Nikah Tanpa Cinta - Bab 422 Menunggu Kabar

Ivana Hua menyuruh karyawannya untuk mengantarkan kopi ke aku, aku menghabiskannya, kemudian tidak beranjak pergi.

Dia menyuruh mengantarkan secangkir kopi lagi, aku menghabiskannya, dan tetap masih tidak beranjak pergi.

Kali ini dia gelisah, "Kamu masih tidak pergi? Aku di sini masih mau kerja."

Aku bilang tidak ada tempat yang bisa kudatangi, aku mau menunggu kabar di sini.

Ivana Hua mengerutkan dahi, "Aku akan memberitahu kamu kalau ada kabar, aku tidak leluasa untuk bekerja kalau kamu di sini."

Aku bilang tidak apa-apa, aku hanya akan duduk dan diam. Kamu lakukan saja apa yang seharusnya dikerjakan, tidak perlu terpengaruh oleh aku.

"Bukan begitu, kalau kamu di sini, bagaimana aku bisa fokus bekerja? Sudah kubilang aku akan memberitahu kamu kalau ada kabar."

Tapi aku masih tidak berkutik. Aku punya pemikiranku sendiri. Aku merasa kalau Yulianto Hua benar-benar pergi ke Amerika sendiri, dia pasti akan pamit dengan dua orang, satu adalah Hendra Hua yang sedang koma, satunya lagi adalah Ivana Hua.

Dua orang ini adalah keluarga dekatnya, kalau dia akan bepergian jauh serta tidak tahu kapan pulangnya, dia pasti akan datang mengunjungi dua orang ini.

Jadi aku menunggu di sini, siapa tahu dia ke sini, jadi aku bisa langsung menemuinya.

Ivana Hua juga orang yang cerdas, dengan cepat dia sudah mengerti pemikiranku. "Kamu berpikir Yulianto Hua akan ke sini? Jadi kamu mau menunggu di sini?"

Kalau memang dia sudah bisa menebak, aku pun tidak perlu mengelak, hanya bisa tersenyum paksa.

"Kalau begitu tunggulah kamu di sini," Ivana Hua juga tidak mendesakku lagi.

Namun sampai akhirnya aku menunggu hingga sore pun Yulianto Hua tidak datang.

Aku rasa tebakkanku salah.

Mau tidak mau aku meninggalkan Chinese Medicine Museum dan pulang ke Maple Garden.

Baru saja sampai depan pintu, Yulianto Hua tiba-tiba menelepon. Hatiku yang cemas tiada tara baru mulai tenang.

"Ivory, sedang apa?" Suara Yulianto Hua begitu familiar.

"Mencari kamu seharian tapi tidak ketemu, jadi baru saja pulang. Kamu sedang apa? Kenapa bawa barang-barang keperluan yang lain? Kamu mau ke mana?"

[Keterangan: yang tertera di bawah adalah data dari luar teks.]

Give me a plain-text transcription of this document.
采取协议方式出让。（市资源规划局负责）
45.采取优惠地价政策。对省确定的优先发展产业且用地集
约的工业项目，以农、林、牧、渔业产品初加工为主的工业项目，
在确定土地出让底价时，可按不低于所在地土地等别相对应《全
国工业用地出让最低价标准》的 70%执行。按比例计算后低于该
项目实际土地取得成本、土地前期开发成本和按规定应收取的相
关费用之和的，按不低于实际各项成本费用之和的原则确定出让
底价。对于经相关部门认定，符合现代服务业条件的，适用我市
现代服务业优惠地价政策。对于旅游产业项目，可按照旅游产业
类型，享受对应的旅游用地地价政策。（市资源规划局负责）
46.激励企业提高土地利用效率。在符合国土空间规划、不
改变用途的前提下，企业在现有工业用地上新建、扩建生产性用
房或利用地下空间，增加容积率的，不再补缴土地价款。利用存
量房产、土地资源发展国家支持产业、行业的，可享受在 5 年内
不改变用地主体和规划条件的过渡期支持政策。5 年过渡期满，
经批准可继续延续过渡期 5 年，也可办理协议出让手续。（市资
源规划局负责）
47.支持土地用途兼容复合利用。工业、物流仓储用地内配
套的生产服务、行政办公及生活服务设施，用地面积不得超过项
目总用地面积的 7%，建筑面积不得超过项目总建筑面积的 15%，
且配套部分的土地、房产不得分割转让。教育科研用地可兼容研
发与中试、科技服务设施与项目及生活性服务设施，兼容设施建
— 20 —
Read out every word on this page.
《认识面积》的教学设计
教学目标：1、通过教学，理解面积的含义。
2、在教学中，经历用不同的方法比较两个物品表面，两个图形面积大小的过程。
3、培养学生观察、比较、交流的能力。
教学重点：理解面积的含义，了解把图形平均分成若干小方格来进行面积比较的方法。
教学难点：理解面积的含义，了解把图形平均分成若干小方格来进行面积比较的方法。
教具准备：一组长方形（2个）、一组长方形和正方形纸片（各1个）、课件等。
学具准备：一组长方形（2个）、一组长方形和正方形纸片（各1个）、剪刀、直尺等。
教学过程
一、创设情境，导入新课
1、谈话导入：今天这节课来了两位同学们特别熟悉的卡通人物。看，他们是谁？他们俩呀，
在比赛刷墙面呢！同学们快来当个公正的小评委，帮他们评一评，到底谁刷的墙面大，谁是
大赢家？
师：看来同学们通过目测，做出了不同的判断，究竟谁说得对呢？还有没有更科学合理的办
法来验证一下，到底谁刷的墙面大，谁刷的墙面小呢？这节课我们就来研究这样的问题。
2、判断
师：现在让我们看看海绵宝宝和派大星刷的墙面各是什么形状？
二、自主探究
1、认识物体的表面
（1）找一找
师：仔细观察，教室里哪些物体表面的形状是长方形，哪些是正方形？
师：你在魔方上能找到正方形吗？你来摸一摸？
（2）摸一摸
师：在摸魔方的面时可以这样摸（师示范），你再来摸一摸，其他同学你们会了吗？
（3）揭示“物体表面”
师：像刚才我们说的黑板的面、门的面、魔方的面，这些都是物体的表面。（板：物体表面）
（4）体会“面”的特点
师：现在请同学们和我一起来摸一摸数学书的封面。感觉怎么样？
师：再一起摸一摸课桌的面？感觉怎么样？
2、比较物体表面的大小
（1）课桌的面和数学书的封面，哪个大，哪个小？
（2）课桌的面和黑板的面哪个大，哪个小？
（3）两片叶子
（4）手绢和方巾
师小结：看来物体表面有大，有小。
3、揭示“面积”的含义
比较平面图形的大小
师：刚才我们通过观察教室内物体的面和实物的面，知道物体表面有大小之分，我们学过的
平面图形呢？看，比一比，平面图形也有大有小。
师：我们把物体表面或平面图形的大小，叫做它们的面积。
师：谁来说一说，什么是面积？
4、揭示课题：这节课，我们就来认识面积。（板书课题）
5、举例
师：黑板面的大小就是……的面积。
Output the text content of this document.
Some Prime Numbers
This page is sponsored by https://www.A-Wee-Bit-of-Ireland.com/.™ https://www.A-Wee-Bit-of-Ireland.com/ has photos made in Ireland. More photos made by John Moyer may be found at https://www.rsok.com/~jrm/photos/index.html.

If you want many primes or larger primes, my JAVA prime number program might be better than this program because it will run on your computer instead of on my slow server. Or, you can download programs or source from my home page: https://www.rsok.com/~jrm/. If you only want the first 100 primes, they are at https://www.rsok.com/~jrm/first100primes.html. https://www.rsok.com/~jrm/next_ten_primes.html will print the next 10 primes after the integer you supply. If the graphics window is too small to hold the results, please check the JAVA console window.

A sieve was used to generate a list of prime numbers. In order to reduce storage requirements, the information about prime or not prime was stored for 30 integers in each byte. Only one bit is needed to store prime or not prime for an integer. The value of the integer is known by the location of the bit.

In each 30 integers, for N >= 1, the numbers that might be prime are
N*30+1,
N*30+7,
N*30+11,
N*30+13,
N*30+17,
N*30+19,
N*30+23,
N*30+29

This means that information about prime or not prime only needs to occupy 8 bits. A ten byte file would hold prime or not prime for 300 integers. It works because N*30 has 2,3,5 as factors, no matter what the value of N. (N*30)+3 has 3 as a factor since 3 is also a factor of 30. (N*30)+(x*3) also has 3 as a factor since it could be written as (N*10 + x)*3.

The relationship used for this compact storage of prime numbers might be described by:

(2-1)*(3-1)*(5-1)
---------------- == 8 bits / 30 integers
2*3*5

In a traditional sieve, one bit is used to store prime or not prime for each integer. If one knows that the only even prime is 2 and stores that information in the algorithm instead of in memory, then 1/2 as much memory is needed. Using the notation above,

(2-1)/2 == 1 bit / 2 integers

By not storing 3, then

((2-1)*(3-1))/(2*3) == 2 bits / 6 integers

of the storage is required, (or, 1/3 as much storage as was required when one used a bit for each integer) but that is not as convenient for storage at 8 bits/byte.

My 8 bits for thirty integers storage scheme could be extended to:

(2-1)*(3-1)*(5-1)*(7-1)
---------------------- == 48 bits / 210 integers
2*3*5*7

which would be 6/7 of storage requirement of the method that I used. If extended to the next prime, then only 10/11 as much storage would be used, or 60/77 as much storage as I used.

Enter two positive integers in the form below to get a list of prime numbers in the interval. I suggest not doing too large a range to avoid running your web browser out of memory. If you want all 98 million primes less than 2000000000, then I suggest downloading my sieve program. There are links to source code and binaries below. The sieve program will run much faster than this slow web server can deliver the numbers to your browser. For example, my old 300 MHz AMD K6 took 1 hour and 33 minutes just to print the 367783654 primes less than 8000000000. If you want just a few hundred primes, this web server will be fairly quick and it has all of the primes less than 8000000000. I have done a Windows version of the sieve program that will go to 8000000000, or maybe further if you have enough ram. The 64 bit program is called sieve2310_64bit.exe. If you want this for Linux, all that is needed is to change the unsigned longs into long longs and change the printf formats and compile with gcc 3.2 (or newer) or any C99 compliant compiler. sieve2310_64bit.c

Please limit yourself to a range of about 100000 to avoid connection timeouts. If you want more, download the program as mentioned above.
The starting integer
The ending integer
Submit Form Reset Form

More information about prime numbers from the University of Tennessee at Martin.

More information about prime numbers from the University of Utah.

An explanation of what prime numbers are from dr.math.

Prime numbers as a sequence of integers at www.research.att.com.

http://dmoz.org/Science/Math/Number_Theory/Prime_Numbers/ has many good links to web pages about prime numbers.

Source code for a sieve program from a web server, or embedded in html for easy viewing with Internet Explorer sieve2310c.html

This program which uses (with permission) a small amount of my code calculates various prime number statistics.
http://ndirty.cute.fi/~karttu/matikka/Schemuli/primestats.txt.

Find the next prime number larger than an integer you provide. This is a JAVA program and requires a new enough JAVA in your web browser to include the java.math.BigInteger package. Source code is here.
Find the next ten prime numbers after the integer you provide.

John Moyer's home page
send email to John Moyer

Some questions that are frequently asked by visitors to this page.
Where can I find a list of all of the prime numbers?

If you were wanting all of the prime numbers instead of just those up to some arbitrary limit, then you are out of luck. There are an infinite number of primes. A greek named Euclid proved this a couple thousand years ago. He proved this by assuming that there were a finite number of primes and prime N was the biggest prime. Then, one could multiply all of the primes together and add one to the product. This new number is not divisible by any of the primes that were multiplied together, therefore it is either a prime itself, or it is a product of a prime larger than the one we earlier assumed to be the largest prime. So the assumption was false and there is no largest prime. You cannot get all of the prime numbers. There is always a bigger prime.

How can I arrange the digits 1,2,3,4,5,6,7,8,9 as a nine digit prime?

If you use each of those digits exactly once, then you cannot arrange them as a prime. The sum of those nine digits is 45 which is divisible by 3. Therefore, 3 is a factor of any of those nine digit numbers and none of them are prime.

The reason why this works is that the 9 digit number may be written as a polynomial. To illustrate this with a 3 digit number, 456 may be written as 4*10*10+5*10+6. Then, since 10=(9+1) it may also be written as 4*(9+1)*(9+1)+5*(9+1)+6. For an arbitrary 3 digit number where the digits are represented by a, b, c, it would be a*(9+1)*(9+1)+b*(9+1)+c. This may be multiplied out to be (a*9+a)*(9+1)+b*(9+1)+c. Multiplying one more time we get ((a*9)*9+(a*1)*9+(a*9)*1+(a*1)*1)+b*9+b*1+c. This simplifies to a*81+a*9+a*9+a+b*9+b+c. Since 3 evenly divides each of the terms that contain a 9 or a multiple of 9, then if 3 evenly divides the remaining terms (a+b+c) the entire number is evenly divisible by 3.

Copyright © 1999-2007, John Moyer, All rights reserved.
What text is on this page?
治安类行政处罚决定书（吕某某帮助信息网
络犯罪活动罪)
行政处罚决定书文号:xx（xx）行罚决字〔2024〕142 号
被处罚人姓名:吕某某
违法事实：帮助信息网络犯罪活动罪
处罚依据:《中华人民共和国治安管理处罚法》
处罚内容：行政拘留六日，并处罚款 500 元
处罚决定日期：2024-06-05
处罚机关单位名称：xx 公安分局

"Aku di Hongkong sekarang, bersiap terbang ke Amerika dari sini. Ivory, aku merasa tetap tidak seharusnya membawa kamu pergi, kamu tinggal dulu di Shanghai, bantu aku menjaga keluarga itu."

Awalnya aku sudah kegirangan, tapi kalimat terakhirnya kemudian seolah mendorong aku ke jurang es.

"Apa kamu bilang? Kamu sudah di Hongkong? Kamu benar-benar meninggalkan aku sendirian?" Aku merasa bicaraku pun gemetaran.

"Maaf, kamu jangan sedih, kamu menetap di Shanghai dulu, tunggu aku sudah selesai berberes, baru aku jemput kamu." Ujar Yulianto Hua.

Hatiku semakin kecewa, aku merasa seperti djpermainkan. Semua yang ia katakan kepadaku sebelumnya itu bohong. Dari awal dia tidak berniat untuk membawa aku ke Amerika!

"Yulianto Hua, kamu sendiri yang bilang mau membawa aku ke Amerika, kalau kamu tidak bilang, aku juga tidak ada pemikiran seperti itu. Tapi sekarang kamu bilang ke aku kalau kamu pergi sendiri? Kalau kamu tidak ingin membawa aku, langsung kamu katakan saja, aku juga tidak akan mengikuti kamu terus, kenapa kamu membohongi aku?"

Yulianto Hua terdiam sejenak.

"Kenapa tidak bersuara? Apakah kamu sedang berpikir harus bagaimana menghadapi aku?" Ujarku dengan gusar.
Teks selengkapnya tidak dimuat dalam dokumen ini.